Memory reality check

Do not over-romanticize “perfect” secret handling in memory. For most teams, the biggest wins are still:

shorter lifetime
tighter access
less logging
easier revocation

If you are in a highly sensitive environment, then memory handling, file permissions, dump control, and host isolation matter more. But most incidents still start with hardcoded, over-shared, or unrotated secrets.

11) Kubernetes: The Sharp Edges

Kubernetes Secrets are useful, but a lot of teams assume the word “Secret” means “solved.”

It doesn’t.

Important realities

base64 is encoding, not protection
access to create Pods in a namespace is powerful
broad list or watch permissions on Secrets are risky
if etcd encryption is not configured, you are leaving value on the table

Safer k8s defaults

enable encryption at rest for Secrets
use least-privilege RBAC
prefer mounted files over printing values into startup scripts
use separate namespaces and service accounts per app
avoid baking secrets into images or ConfigMaps

Example Pod env reference:

env:
  - name: DATABASE_PASSWORD
    valueFrom:
      secretKeyRef:
        name: api-db
        key: password

Mounted-file pattern:

volumeMounts:
  - name: db-secret
    mountPath: /var/run/secrets/db
    readOnly: true
volumes:
  - name: db-secret
    secret:
      secretName: api-db

Mounted files are often easier to rotate than env vars because many runtimes only read env vars once at startup.

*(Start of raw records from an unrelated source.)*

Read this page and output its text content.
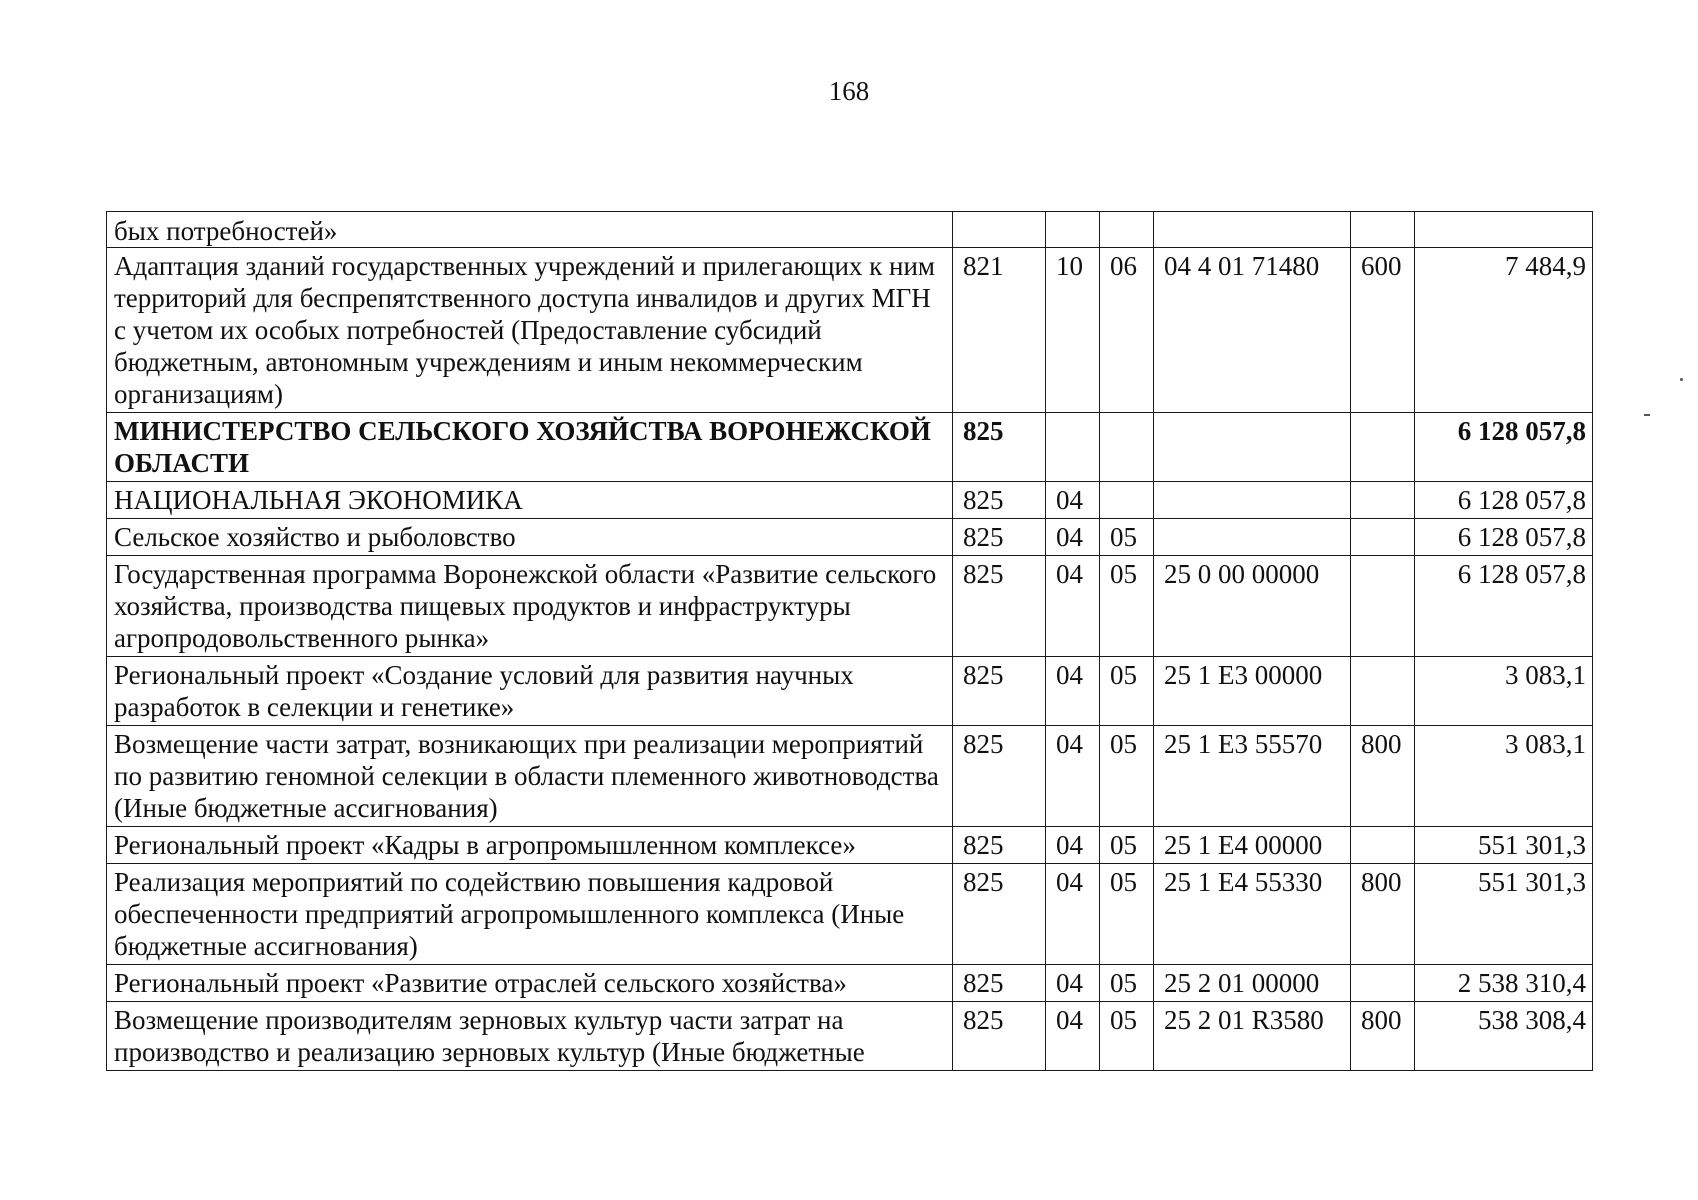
168
бых потребностей»						
Адаптация зданий государственных учреждений и прилегающих к ним территорий для беспрепятственного доступа инвалидов и других МГН с учетом их особых потребностей (Предоставление субсидий бюджетным, автономным учреждениям и иным некоммерческим организациям)	821	10	06	04 4 01 71480	600	7 484,9
МИНИСТЕРСТВО СЕЛЬСКОГО ХОЗЯЙСТВА ВОРОНЕЖСКОЙ ОБЛАСТИ	825					6 128 057,8
НАЦИОНАЛЬНАЯ ЭКОНОМИКА	825	04				6 128 057,8
Сельское хозяйство и рыболовство	825	04	05			6 128 057,8
Государственная программа Воронежской области «Развитие сельского хозяйства, производства пищевых продуктов и инфраструктуры агропродовольственного рынка»	825	04	05	25 0 00 00000		6 128 057,8
Региональный проект «Создание условий для развития научных разработок в селекции и генетике»	825	04	05	25 1 E3 00000		3 083,1
Возмещение части затрат, возникающих при реализации мероприятий по развитию геномной селекции в области племенного животноводства (Иные бюджетные ассигнования)	825	04	05	25 1 E3 55570	800	3 083,1
Региональный проект «Кадры в агропромышленном комплексе»	825	04	05	25 1 E4 00000		551 301,3
Реализация мероприятий по содействию повышения кадровой обеспеченности предприятий агропромышленного комплекса (Иные бюджетные ассигнования)	825	04	05	25 1 E4 55330	800	551 301,3
Региональный проект «Развитие отраслей сельского хозяйства»	825	04	05	25 2 01 00000		2 538 310,4
Возмещение производителям зерновых культур части затрат на производство и реализацию зерновых культур (Иные бюджетные	825	04	05	25 2 01 R3580	800	538 308,4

12) Incident Runbook: A Secret Was Exposed

This is where teams discover whether they have a system or just vibes.

Step 1: Identify blast radius

what secret leaked?
where was it exposed?
which systems trust it?
was it read-only, write-capable, or admin-level?

Step 2: Revoke or disable

Do not start with a postmortem. Start with containment.

Step 3: Rotate and redeploy safely

create replacement
update the source of truth
reload or restart dependent workloads
verify health checks and access paths

Step 4: Scrub obvious exposure paths

logs
build output
dashboards
screenshots
pasted chat messages
accidentally committed files

Step 5: Audit usage

Look for:

access from unusual IPs or regions
suspicious API calls
failed auth spikes
unexpected resource creation or data access

Step 6: Fix the system, not just the value

Ask:

why did this secret exist that long?
why was it reachable there?
why was rotation hard?
why was it visible in logs or Git?

If the answer is “human process,” improve the tooling until the safer path is the easier one.

13) Common Pitfalls & How to Avoid Them

Hardcoding secrets in code: use env vars or mounted files as the last hop.
One shared credential for everything: scope by app and purpose.
No rotation plan: document cutover steps before production.
Prod secrets on developer laptops: use non-prod values and fetch tooling.
Secrets in CI logs: mask, redact, and stop echoing variables.
Kubernetes Secrets treated like a vault: harden etcd and RBAC, or use an external manager.
App restart required for every rotation: prefer file mounts, agent refresh, or reload hooks.
Long-lived cloud keys in pipelines: move to OIDC/workload identity.
Secrets embedded in URLs: they will leak into logs, analytics, and referrers.
No audit trail: centralize access and watch who requested what.

14) What “Good” Looks Like

Developers can run the app locally without production secrets.
Every production secret has a clear owner, purpose, and scope.
Services authenticate to the secret manager using identity, not pasted static credentials.
Rotation is documented, tested, and boring.
Access is auditable by workload and human.
Logs, traces, and dashboards do not spray secret values everywhere.
A junior engineer can follow the exposure runbook at 2 AM.

Appendix: Starter Checklist

Minimum viable secrets hygiene

[ ] no secrets in Git
[ ] no secrets in container images
[ ] no prod secrets in .env.example
[ ] secret manager for production
[ ] least-privilege access per service
[ ] encryption at rest where supported
[ ] rotation procedure documented
[ ] secret exposure incident runbook written
[ ] logs and traces redact sensitive values
[ ] CI/CD uses temporary credentials where possible

Secrets management is not about hiding strings in more creative places. It is about designing a system where access is narrow, rotation is routine, and leaks are contained fast.